Louis van Gaal has been rigid with his tactics thus far, sticking with his 3-4-1-2 throughout the competition. Against the US, the Dutch sat off the American centre backs and pounced on loose balls to counter attack with devastating consequences. Van Gaal has admitted the style of football isn’t pretty to watch, but it is highly effective for progression in tournaments. His theory will be put to the test here against their toughest opposition since arriving in Qatar.
The key to the Netherlands progressing comes from another mistake-free game from his five defenders, and Denzel Dumfries and Daley Blind having strong games offensively from wing-back positions. In attack, Cody Gakpo had his best all-round game against the US, next to Memphis Depay, who is so key to how the Netherlands can produce chances with guile on the break. Expect an almost unchanged line-up from van Gaal apart from a tweak or two in midfield.
Another nerve-wracking game which is almost too close to call can be expected on Friday, with Van Gaal hoping his side’s tactical discipline and prowess on the counter will be enough to see them through. The presence of an in-form Lionel Messi on the Argentina side just tips the balance in their favour, though, and another strong performance may prove crucial in their efforts to advance to the last four.
Timber committed three fouls as he looked to keep the USA at bay in the last 16. The Ajax defender is a combative player, who wins a lot of duels on the ground just in front of the defensive line. Van Gaal likes Timber in his back five as someone who is more technical yet still physical. Expect Timber to step up from the back line to try to win more duels again against a fired-up Argentina, which may lead to at least two fouls over the course of the game.
What could be the Netherlands’ undoing here is the inevitable Messi involvement. Whilst Argentina have hardly sparkled so far in this World Cup (the loss to Saudi Arabia in particular being a wake-up call), they have been able to see themselves past Poland and Mexico when they sat in a defensive shape. Messi waltzes around the pitch, selecting his moment to pounce. There are some great players around him in this team, but undoubtedly it’ll be Messi to be the one to come up with the goods on the biggest stage.
Benfica midfielder Enzo Fernandez has emerged as one of Argentina’s most reliable players this World Cup, excelling in both attack and defence to provide a formidable presence in the engine room.
With Netherlands likely to line up deep in their own half Fernandez will enjoy plenty of time on the ball, and he knows exactly how to use it. In his two starts so far in Qatar he has averaged more than 90 attempted passes over 90 minutes, and has a great chance to break that mark again on Friday.

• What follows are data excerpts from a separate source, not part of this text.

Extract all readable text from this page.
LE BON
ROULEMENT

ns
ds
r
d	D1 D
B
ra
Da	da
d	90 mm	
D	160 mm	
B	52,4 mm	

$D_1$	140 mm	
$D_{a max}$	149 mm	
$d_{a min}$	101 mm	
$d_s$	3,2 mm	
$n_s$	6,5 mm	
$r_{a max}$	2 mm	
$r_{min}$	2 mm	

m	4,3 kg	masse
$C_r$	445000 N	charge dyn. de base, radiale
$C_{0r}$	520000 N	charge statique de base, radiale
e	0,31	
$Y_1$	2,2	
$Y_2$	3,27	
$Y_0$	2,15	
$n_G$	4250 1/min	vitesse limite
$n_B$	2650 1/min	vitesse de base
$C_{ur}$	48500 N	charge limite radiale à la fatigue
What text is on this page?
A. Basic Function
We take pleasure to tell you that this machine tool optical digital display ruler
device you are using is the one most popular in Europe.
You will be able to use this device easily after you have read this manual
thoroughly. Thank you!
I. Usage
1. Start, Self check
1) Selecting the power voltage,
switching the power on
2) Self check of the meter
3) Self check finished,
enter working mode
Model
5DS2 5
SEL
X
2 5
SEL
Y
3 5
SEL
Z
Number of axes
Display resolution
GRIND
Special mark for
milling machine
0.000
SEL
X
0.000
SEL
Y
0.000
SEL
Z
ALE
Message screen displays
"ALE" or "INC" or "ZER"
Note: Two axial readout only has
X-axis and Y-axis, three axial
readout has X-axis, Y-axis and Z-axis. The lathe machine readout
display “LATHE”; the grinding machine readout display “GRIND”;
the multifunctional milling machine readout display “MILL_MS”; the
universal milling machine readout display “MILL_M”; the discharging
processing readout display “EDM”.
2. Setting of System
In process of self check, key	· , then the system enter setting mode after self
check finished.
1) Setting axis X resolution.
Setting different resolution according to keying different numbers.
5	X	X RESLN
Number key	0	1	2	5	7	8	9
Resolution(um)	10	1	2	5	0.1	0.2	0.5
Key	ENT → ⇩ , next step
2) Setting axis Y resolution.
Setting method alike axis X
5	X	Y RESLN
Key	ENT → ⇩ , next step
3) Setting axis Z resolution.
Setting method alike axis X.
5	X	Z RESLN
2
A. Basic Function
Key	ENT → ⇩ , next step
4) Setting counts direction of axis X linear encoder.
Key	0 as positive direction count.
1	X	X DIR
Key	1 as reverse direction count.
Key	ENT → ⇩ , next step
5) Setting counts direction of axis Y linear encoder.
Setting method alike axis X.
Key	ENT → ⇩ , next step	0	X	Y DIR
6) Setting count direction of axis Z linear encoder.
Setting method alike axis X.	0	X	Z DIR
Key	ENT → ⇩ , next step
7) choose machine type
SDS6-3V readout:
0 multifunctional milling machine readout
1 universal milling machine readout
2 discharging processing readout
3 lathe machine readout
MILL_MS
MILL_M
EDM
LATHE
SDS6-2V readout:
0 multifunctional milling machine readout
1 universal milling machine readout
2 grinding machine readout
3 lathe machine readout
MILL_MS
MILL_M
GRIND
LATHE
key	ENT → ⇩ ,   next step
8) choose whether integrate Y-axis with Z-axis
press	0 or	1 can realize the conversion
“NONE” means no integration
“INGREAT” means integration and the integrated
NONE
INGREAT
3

Memphis is pivotal to what the Netherlands can create on the counter attack. Sometimes selfish, the Barcelona forward loves taking on defenders to get a shot away from a range of positions in and around the penalty area. Expect the Netherlands to sit in their deep shape again on Friday, but the pace and trickery on the counter attack will be their avenue to the next round. Occasionally, Memphis is wasteful, but it’s his brave choices that can lead to opportunities for the Dutch. He takes free-kicks, too.